“It is the expression of the thing that constitutes its chief feature.”
“Yes.”
“What is that expression? It is a compound of alarm and hatred.”
“Yes,” said the doctor, coming to the table and glancing at the thing, and then returning to his post at the mantelpiece.
“Yes, I should say that is the expression—or at all events, a very good imitation of it.”
“Well,” went on the other, “from the expression on this face I construct the following hypothesis. Leloir suddenly entered his master’s bedroom and found a stranger there, a stranger to whom the face whose picture we see here belonged. He surprised him, perhaps, committing some act, to which we have no clue; anyhow, he surprised him.
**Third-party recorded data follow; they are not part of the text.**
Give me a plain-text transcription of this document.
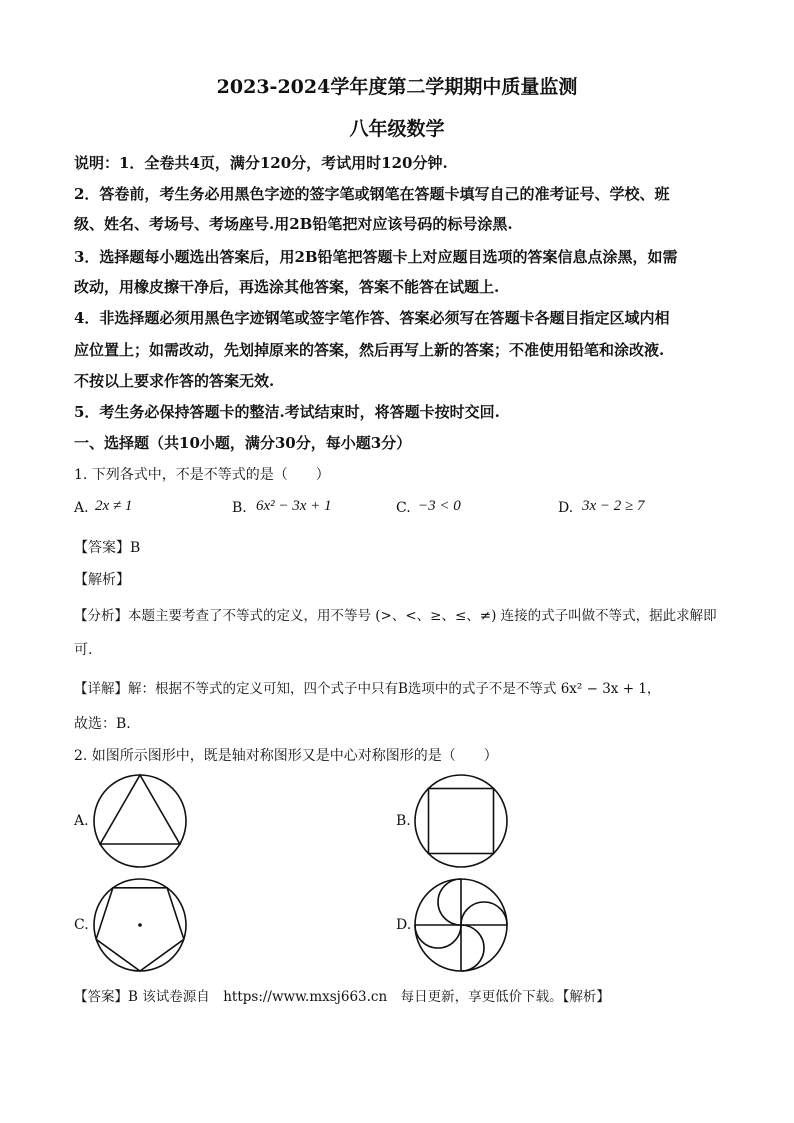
2023-2024学年度第二学期期中质量监测
八年级数学
说明：1．全卷共4页，满分120分，考试用时120分钟.
2．答卷前，考生务必用黑色字迹的签字笔或钢笔在答题卡填写自己的准考证号、学校、班
级、姓名、考场号、考场座号.用2B铅笔把对应该号码的标号涂黑.
3．选择题每小题选出答案后，用2B铅笔把答题卡上对应题目选项的答案信息点涂黑，如需
改动，用橡皮擦干净后，再选涂其他答案，答案不能答在试题上.
4．非选择题必须用黑色字迹钢笔或签字笔作答、答案必须写在答题卡各题目指定区域内相
应位置上；如需改动，先划掉原来的答案，然后再写上新的答案；不准使用铅笔和涂改液.
不按以上要求作答的答案无效.
5．考生务必保持答题卡的整洁.考试结束时，将答题卡按时交回.
一、选择题（共10小题，满分30分，每小题3分）
1. 下列各式中，不是不等式的是（　　）
A. 2x ≠ 1	B. 6x² − 3x + 1	C. −3 < 0	D. 3x − 2 ≥ 7
【答案】B
【解析】
【分析】本题主要考查了不等式的定义，用不等号 (>、<、≥、≤、≠) 连接的式子叫做不等式，据此求解即
可.
【详解】解：根据不等式的定义可知，四个式子中只有B选项中的式子不是不等式 6x² − 3x + 1，
故选：B.
2. 如图所示图形中，既是轴对称图形又是中心对称图形的是（　　）
A.	B.
C.	D.
【答案】B 该试卷源自　https://www.mxsj663.cn　每日更新，享更低价下载。【解析】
Hence the expression.”
“I can understand that causing the expression of alarm. How about the ferocious hatred we see here—”
“Mark you,” said Freyberger, “I did not say terror. I said alarm. If you have ever alarmed a man and been attacked by him, you will understand how closely allied alarm and hatred of the most ferocious description may be. I have experienced the fact several times, I assure you, in the course of my professional work.”
“I can imagine so.”
“Well, granting my supposition,” continued the other, “we may ask ourselves, what was this man doing when Leloir surprised him? It was not the face of the creature that killed Leloir with shock, we may presume, but the act he was committing. What was that act?”